If one thing was crystal clear from Steve Jobs’ remarks during today’s iPhone 4 Antenna Press Conference, it was that he blamed the tech press for “overblowing” the iPhone 4’s reception issues, and was downright contemptuous of tech journalists as a whole.
“I guess it’s just human nature that when you see someone get successful you want to tear it down…” Steve Jobs said at one point. “Sometimes I feel that in the search for eyeballs, [journalists] don’t care about what they leave in their wake.”
Fielding a question from Engadget about a recent New York Times report, Jobs further attacked tech writers. “Go talk to the Times, because you guys talk to yourselves a lot. They’re just making this stuff up.”
Even Steve’s parting shot was aimed at the credibility of the tech journalists. “Thanks for coming. I wish we could have done this [had the press conference] in the first 48 hours, but then you wouldn’t have had anything to write about.”
I’m certainly not here to defend the press against Jobs’ accusations of sensationalism. He may be right: the iPhone 4 Antenna Issue is the Amy Winehouse of tech right now. On the sensationalism of the press, I’d argue that the job of the journalist is not to report the status quo, but to report the exceptional. Over the past three weeks, the iPhone 4’s antenna issues have been an exceptional problem, and so we’ve covered it extensively.
But you know what else is exceptional? Apple and its products. And what Jobs has conveniently forgotten is that ever since he returned to Apple back in 1997, the tech press has collectively been the tireless advocate of both, and written about Apple’s excellence as the rule — not the exception — with every year that has passed.
Anecdotally, I can count on one hand the number of tech writers of my acquaintance who neither own nor love their Apple products. The rest of the Cult of Mac staff will affirm the same. Go to CES, and what you’ll see is a nearly uncountable legion of iPhones and MacBooks. In fact, two years ago at CES, I was drinking with about a dozen of some of the finest tech writers Wired and Gizmodo had to offer, and not a single one of us could remember (albeit extremely drunkenly) how to connect to a WiFi hotspot through a Windows XP netbook… and not one of us realized that the reason we were failing so epically was because we had the WiFi card turned off. We were all Apple fanboys, through and through. We, the tech press, love Apple products.
Has the press coverage of the iPhone 4’s reception issue been overblown? Perhaps. Hell, probably. But while Jobs wants to dismiss the tech press as a bunch of contemptible ambulance chasers, what he’s conveniently ignoring is the past decade in which we (collectively, time after time ) have espoused the superiority of Apple’s products over the competition’s. We are the generators of word-of-mouth… not the only ones, sure, and perhaps arguably the least important, but if the press wasn’t firmly on Cupertino’s side, Apple would not be the success it is today.

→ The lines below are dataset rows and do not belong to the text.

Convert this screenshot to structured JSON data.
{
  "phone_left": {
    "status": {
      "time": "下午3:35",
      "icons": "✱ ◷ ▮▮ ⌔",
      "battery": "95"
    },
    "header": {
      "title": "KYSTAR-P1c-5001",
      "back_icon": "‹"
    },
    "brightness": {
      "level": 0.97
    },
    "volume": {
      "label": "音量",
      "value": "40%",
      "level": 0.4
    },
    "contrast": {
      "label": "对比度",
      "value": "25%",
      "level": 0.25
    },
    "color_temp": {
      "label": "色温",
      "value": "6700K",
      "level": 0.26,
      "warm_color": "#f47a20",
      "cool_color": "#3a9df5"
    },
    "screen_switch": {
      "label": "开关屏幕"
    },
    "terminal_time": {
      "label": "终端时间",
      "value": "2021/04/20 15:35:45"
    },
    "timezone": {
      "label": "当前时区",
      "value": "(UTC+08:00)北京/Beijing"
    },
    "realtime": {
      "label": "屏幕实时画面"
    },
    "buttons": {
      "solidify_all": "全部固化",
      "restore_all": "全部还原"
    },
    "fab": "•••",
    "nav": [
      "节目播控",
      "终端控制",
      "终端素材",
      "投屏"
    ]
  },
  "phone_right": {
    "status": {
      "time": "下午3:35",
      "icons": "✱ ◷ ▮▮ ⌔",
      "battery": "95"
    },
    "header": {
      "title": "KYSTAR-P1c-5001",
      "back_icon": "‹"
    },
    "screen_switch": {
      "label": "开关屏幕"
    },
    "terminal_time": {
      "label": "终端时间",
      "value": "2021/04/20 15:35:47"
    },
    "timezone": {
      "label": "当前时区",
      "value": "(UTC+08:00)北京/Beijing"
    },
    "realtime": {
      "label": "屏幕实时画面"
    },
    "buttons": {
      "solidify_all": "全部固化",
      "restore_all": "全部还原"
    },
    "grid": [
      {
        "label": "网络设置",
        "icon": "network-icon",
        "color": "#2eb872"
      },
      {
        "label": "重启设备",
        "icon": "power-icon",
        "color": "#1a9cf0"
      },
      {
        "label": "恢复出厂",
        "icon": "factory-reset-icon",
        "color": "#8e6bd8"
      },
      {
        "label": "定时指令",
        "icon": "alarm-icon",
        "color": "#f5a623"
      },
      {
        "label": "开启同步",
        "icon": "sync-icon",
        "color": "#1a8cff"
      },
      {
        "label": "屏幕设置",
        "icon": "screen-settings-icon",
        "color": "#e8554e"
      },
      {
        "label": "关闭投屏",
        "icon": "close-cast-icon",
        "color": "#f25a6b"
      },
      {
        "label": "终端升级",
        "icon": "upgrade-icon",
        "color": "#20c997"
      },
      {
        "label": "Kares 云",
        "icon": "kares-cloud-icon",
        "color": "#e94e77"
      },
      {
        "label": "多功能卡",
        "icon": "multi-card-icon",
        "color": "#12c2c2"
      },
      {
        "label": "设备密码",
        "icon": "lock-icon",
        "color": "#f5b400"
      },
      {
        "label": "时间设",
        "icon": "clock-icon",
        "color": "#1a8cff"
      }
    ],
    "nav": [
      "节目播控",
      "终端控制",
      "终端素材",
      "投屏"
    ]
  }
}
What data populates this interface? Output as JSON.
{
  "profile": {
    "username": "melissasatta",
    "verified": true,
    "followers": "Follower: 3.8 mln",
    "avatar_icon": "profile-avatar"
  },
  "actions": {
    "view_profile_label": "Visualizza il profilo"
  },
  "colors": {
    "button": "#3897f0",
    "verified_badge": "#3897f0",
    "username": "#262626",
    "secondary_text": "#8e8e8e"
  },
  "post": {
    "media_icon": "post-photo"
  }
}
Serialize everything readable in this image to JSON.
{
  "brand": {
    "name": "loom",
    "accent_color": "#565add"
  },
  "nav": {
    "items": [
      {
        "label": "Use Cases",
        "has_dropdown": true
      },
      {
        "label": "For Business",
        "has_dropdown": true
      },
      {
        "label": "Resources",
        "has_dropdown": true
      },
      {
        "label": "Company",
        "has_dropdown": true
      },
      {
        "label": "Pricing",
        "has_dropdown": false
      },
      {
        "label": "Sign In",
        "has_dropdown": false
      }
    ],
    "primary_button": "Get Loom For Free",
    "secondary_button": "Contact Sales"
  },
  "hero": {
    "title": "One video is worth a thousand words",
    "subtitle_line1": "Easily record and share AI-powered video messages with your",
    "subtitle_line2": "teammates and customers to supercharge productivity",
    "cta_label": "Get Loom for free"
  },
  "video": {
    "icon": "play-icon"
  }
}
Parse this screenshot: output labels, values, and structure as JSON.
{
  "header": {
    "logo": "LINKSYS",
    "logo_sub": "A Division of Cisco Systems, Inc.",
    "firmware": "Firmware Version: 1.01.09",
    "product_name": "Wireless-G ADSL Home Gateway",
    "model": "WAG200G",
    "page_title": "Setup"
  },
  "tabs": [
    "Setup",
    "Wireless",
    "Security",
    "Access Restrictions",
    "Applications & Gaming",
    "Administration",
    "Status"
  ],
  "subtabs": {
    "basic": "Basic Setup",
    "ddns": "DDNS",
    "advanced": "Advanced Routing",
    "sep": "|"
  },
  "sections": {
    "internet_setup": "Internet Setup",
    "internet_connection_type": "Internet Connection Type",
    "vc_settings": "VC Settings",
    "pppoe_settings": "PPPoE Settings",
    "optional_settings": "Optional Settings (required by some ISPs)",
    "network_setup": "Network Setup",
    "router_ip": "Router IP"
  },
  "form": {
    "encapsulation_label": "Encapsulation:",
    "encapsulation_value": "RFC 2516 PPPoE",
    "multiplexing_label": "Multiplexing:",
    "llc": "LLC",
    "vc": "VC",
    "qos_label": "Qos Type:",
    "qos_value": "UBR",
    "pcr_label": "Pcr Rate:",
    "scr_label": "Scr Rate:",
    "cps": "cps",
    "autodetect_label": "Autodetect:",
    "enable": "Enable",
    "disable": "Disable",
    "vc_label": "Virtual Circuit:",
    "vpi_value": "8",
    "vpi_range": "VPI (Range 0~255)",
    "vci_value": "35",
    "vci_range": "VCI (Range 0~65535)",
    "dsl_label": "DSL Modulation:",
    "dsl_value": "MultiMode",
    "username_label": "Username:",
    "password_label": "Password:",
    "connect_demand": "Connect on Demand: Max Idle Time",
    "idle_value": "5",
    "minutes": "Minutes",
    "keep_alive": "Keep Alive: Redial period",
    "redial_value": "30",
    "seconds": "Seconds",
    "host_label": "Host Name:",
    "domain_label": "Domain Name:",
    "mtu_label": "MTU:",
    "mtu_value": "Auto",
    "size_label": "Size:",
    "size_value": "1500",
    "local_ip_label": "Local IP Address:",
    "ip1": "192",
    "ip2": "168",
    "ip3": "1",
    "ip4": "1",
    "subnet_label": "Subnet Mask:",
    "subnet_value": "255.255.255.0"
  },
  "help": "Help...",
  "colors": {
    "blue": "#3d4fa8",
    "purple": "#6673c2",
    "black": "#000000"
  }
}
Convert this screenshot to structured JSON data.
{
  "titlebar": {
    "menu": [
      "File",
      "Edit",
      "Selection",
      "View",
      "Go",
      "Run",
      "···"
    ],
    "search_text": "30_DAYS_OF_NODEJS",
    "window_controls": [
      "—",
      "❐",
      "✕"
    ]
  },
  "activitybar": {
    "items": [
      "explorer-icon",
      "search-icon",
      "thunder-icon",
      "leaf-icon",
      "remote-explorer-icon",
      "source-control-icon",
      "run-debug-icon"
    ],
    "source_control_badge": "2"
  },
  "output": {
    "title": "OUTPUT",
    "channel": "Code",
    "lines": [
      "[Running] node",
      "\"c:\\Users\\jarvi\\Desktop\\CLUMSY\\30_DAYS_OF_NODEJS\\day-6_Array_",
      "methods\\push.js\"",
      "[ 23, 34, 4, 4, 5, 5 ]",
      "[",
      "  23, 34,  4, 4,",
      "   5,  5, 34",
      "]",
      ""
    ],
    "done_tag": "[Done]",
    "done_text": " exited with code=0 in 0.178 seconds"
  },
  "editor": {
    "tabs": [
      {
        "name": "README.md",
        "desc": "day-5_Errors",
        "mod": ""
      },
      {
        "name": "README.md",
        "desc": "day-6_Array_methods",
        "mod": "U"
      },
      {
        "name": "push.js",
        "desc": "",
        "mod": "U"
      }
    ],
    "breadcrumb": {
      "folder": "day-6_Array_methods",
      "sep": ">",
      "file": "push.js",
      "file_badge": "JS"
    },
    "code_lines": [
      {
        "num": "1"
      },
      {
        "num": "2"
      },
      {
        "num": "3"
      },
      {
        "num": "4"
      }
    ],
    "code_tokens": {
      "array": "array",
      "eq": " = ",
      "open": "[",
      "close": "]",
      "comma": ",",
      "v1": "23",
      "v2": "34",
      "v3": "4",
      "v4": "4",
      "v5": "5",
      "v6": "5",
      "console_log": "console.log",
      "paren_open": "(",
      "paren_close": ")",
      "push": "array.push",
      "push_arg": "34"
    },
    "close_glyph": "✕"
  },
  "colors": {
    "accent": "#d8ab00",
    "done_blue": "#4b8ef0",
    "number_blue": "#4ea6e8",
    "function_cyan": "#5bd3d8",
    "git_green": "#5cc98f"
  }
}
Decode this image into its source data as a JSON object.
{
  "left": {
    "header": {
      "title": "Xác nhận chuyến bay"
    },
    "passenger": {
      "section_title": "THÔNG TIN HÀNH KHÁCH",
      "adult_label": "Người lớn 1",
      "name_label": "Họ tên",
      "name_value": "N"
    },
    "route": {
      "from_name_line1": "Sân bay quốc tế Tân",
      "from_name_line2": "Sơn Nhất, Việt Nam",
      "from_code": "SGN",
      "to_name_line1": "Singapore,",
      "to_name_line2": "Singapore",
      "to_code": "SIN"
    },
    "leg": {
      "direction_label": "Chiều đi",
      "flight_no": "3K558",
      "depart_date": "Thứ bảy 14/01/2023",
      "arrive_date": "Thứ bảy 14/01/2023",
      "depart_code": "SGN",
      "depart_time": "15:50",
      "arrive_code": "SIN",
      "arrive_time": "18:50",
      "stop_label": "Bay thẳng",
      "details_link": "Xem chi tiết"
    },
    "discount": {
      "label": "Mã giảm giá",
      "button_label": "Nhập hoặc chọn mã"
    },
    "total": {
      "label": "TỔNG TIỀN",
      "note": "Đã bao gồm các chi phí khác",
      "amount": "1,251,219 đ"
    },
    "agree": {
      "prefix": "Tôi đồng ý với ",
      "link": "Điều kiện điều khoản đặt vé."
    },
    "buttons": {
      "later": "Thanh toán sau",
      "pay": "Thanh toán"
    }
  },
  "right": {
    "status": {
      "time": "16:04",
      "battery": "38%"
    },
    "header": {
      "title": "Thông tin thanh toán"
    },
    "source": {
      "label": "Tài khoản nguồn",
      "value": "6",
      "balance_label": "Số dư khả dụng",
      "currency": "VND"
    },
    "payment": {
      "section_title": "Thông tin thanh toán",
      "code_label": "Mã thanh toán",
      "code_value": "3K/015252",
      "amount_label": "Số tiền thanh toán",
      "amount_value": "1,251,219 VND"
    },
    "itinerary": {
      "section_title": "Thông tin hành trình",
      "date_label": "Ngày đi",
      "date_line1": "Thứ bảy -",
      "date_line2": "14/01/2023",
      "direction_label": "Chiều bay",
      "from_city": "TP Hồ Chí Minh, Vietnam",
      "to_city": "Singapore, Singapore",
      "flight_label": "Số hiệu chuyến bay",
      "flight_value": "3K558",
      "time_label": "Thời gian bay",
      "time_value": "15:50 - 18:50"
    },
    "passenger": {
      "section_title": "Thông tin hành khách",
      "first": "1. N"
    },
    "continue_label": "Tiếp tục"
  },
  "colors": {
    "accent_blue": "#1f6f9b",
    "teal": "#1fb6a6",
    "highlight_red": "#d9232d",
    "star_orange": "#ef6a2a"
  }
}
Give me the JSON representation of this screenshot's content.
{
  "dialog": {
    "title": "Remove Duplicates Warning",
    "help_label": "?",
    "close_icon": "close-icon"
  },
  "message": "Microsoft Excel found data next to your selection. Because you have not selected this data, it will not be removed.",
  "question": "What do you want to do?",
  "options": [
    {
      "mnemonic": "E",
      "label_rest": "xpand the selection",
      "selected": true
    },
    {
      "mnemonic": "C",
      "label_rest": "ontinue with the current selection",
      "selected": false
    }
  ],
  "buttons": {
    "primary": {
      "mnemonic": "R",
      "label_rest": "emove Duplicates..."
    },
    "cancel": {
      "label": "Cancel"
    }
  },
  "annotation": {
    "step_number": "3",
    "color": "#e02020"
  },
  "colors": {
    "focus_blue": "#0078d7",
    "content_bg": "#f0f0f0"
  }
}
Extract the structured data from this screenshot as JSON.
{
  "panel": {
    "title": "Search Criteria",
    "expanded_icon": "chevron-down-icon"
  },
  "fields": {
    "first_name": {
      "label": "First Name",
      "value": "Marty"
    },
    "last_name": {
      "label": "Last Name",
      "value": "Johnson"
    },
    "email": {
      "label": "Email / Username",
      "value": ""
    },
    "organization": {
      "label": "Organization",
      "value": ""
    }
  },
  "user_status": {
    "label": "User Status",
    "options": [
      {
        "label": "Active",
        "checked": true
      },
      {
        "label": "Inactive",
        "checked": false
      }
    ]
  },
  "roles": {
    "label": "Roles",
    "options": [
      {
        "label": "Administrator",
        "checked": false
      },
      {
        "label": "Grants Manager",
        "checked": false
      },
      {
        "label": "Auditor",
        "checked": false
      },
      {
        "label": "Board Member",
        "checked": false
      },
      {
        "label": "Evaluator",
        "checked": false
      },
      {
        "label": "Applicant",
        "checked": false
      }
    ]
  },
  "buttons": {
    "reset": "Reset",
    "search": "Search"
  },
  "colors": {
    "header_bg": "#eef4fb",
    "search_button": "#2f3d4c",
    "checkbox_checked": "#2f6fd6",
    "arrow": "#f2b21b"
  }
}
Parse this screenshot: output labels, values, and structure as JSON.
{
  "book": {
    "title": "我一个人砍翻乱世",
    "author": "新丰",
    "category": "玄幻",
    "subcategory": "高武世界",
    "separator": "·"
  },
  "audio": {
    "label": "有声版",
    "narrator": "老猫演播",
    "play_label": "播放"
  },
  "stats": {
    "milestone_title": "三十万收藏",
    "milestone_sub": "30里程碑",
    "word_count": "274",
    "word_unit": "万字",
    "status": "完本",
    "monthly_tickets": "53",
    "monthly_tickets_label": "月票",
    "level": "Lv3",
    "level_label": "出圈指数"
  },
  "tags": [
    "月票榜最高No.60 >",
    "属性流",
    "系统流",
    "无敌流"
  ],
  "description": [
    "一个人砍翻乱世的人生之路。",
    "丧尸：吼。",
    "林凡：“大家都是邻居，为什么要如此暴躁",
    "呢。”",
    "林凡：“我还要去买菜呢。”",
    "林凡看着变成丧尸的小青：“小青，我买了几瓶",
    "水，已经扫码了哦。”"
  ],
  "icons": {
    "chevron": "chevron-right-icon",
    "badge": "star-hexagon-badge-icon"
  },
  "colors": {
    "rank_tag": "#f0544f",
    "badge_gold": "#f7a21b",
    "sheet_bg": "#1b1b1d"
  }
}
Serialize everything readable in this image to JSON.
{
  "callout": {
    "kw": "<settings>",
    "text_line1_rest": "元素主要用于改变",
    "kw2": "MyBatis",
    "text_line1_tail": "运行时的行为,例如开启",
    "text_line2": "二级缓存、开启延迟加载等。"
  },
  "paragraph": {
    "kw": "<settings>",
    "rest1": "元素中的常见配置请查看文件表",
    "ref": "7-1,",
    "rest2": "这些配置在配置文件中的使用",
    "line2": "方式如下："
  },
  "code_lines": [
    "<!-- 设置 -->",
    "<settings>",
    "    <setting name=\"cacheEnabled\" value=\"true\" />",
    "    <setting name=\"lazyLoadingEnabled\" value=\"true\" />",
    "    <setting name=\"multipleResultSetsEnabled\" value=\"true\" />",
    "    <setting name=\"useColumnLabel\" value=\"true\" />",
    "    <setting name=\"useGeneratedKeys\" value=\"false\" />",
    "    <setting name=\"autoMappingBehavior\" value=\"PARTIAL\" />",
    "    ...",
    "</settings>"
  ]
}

And why are we, collectively, on Apple’s side? I can answer only for myself. I bought my first Mac years ago only after a tech colleague spent months convincing me to take a gamble on one after never having used an Apple computer since grade school computer class.
Why did Apple win me over? Because Apple is committed to making gadgets better than anyone else. I’m towing Cupertino’s own company line here: their entire philosophy is to do it better than anyone else. How? Namely by doing it right.
That’s what was so frustrating to me today about the message of Apple’s press conference. Apple basically pointed their finger at every other smartphone out there and said, “All smartphones have this problem.” But isn’t Apple about doing it better than everyone else? About solving problems that other companies don’t know they have? “Equally lacking” has never been part of Apple’s rigid standards of quality and aesthetics, but today, Jobs expected us to buy that it was… and then complained that the press was holding the company to a different standard.
Well, isn’t holding Apple to a different standard the natural result of Apple’s own history of excellence? How has the press slighted Apple when we raise the hue and cry when Apple betrays its own standards? And — if you buy Jobs’ argument that all smartphones have equally bad death grip issues to the iPhone 4 — why shouldn’t the press give more importance to it than other smartphones? Other smartphones do not sell three million units in three weeks. More importantly, other smartphone manufacturers aren’t as good as Apple, and their failures do not betray the very philosophy and ethos of perfect technology wondrously amalgamated to impeccable design that is the very heart and soul of every Apple product.
At today’s press conference, Steve Jobs incredulously asked, “Haven’t we earned the credibility and trust that we’re going to take care of our users?” Yes, Apple has… but many in the tech press see it as their duty to make sure that, in their success, Apple doesn’t betray the same spirit that bore it.
And why is that our self-perceived duty? Because ultimately, the last decade has proven that we’re on Apple’s side. We love tech just as much as Apple does. And, like Apple, we want tech to be art.